In a conference organized on Türkiye’s suggestion on Wednesday, the Organization of Islamic Cooperation (OIC) examined the deteriorating social and economic conditions in Afghanistan, Daily Sabah reports.

The Afghan interim administration was urged by the OIC’s executive committee to rethink its restriction on women working in nongovernmental organizations (NGOs) and educational institutions. The committee resolved to send a second team to Afghanistan to inform the Taliban of the OIC’s position on human and women’s rights.

The committee voiced its displeasure with the temporary Taliban government’s measures to limit women’s access to higher education and to jobs in nongovernmental organizations.

Foreign Minister Mevlüt Çavuşoğlu spoke with his colleagues from Muslim nations such as Saudi Arabia, Indonesia, the United Arab Emirates (UAE), and Qatar, to discuss the choices made on women in Afghanistan and the most recent events.

The foreign minister underscored that “the Taliban’s decision to ban women from universities in Afghanistan has no basis in Islam.”

“This ban is neither Islamic nor humanistic. Islam encourages education,” Çavuşoğlu said last month.

The 49th OIC Foreign Ministers Council, which will be hosted in Nouakchott, Mauritania, on March 16-17, will place the events in Afghanistan at the top of its agenda.

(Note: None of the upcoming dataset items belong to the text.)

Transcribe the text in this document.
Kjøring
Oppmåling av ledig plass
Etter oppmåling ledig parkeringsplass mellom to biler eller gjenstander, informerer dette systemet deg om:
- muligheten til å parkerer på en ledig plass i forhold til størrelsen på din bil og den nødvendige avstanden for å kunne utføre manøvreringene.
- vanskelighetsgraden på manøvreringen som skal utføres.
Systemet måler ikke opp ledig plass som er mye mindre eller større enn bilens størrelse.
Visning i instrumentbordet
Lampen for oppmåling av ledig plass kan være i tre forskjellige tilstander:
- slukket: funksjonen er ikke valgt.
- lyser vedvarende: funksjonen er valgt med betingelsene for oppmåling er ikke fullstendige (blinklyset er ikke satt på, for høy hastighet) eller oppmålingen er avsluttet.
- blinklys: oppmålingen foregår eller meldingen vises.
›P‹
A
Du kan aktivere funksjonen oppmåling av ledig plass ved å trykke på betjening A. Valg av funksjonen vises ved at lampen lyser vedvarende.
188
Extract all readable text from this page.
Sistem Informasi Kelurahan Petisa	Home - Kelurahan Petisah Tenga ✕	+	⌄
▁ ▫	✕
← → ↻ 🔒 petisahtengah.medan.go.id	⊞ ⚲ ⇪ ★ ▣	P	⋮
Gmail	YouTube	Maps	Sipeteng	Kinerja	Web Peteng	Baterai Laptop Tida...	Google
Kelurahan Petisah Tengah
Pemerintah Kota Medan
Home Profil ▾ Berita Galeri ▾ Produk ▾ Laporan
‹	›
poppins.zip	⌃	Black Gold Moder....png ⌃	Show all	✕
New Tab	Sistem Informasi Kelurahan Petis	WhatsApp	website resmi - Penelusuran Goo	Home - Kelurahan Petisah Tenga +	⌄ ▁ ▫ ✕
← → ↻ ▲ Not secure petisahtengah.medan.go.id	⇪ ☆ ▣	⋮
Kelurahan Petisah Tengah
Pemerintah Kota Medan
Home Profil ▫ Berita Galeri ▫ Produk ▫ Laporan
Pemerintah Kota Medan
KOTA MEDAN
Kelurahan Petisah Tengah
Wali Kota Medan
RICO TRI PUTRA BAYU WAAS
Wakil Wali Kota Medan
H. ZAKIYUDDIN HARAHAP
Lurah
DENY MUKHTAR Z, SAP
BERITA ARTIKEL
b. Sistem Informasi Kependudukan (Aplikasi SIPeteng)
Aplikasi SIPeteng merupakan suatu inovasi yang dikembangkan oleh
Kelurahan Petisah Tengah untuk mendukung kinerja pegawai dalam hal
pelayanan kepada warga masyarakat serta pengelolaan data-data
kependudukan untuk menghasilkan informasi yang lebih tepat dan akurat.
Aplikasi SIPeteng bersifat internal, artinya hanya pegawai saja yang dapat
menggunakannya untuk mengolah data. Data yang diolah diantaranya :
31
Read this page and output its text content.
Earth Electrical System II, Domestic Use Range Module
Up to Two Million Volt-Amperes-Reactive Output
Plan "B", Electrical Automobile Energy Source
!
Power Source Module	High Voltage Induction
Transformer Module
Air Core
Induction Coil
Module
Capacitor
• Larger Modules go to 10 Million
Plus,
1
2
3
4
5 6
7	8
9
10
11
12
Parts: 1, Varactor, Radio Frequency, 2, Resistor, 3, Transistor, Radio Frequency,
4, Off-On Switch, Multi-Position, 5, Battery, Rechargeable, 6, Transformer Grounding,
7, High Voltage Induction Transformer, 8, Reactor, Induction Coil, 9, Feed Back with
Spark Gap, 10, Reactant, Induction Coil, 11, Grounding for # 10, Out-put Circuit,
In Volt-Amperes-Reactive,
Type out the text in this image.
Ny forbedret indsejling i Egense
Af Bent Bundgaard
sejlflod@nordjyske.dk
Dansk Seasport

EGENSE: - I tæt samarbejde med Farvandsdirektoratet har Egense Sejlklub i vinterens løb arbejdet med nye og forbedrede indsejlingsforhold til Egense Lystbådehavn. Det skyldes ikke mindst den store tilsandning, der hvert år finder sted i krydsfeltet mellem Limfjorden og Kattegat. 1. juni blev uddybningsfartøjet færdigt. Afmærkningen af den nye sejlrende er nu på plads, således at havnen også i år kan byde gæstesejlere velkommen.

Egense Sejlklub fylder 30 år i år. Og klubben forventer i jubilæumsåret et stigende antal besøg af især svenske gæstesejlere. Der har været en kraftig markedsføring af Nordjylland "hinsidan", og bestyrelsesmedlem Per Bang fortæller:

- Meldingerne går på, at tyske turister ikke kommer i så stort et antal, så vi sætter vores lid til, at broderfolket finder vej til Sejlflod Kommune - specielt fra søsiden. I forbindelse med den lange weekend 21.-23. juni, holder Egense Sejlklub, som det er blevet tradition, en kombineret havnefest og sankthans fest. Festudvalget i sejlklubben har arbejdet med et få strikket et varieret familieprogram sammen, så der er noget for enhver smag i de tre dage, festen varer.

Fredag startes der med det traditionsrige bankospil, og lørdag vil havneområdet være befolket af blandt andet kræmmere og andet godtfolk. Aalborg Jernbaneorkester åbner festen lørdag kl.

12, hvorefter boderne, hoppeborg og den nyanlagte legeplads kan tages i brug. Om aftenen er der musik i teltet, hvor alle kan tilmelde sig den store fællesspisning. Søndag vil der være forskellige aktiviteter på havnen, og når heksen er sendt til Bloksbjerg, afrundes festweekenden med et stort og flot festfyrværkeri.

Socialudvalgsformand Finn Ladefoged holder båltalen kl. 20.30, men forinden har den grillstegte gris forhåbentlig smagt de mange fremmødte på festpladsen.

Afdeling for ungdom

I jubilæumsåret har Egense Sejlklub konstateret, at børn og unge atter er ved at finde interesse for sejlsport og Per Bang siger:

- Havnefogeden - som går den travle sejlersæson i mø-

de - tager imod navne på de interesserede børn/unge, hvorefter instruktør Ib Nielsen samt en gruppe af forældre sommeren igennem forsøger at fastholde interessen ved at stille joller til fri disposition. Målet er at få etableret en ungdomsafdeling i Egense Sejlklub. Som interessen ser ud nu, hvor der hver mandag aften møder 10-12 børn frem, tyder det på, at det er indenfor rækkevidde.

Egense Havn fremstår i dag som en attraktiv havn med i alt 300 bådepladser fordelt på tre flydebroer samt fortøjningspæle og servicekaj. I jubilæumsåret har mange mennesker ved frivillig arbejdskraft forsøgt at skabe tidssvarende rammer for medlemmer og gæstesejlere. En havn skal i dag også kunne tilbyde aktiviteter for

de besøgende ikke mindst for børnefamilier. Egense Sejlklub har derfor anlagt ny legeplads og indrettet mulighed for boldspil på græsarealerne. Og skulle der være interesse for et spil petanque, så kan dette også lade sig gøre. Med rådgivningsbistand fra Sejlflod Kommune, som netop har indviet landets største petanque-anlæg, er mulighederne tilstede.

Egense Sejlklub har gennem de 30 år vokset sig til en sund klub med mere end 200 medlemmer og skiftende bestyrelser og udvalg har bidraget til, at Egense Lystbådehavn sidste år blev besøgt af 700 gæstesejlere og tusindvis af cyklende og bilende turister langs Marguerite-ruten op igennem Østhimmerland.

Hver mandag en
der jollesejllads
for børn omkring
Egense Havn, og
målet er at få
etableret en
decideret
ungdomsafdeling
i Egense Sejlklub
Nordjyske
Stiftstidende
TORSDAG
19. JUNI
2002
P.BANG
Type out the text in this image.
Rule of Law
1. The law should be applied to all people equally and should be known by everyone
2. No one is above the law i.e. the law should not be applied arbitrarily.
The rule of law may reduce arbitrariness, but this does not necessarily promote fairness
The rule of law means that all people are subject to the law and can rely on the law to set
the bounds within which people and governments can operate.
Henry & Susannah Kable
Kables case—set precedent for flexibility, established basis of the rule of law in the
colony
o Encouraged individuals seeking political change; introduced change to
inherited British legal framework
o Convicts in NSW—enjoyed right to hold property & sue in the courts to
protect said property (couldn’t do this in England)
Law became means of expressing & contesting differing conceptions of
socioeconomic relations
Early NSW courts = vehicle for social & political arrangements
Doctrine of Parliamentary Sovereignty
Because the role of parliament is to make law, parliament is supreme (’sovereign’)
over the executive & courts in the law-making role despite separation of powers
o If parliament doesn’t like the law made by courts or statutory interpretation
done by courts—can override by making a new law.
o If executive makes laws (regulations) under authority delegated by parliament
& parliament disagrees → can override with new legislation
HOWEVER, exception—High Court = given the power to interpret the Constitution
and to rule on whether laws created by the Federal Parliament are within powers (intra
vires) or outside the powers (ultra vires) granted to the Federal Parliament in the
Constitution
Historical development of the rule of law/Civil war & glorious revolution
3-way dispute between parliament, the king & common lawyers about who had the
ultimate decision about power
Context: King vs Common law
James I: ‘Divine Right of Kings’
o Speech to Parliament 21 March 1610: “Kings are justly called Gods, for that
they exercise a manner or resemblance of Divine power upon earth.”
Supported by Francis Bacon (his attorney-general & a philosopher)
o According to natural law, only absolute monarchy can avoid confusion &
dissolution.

The Taliban imposed an immediate ban on women attending all Afghan universities in December of 2022. This was the latest in a string of actions the organization has taken to severely curtail women’s rights and marginalize women and girls from public life since assuming control in 2021.

Many humanitarian activities had to be shut down as a result of the prohibition on women working for NGOs, which was announced on December 24. These groups insisted that they could not and would not continue to operate without their female workers.

Thousands of people have already been impacted by the service interruption, according to aid organizations. A people already suffering from decades of conflict, poor living circumstances, and economic hardship would suffer grave and even fatal repercussions if the prohibition is kept in place.

Since the Taliban took over in August 2021, NGOs and aid organizations have been keeping Afghanistan afloat. The seizure resulted in the suspension of foreign lending, the freezing of currency reserves, and the isolation from global banking, which caused the already precarious economy to collapse.

NGOs have risen up to the plate and offered everything from food supplies to essential services like healthcare and education.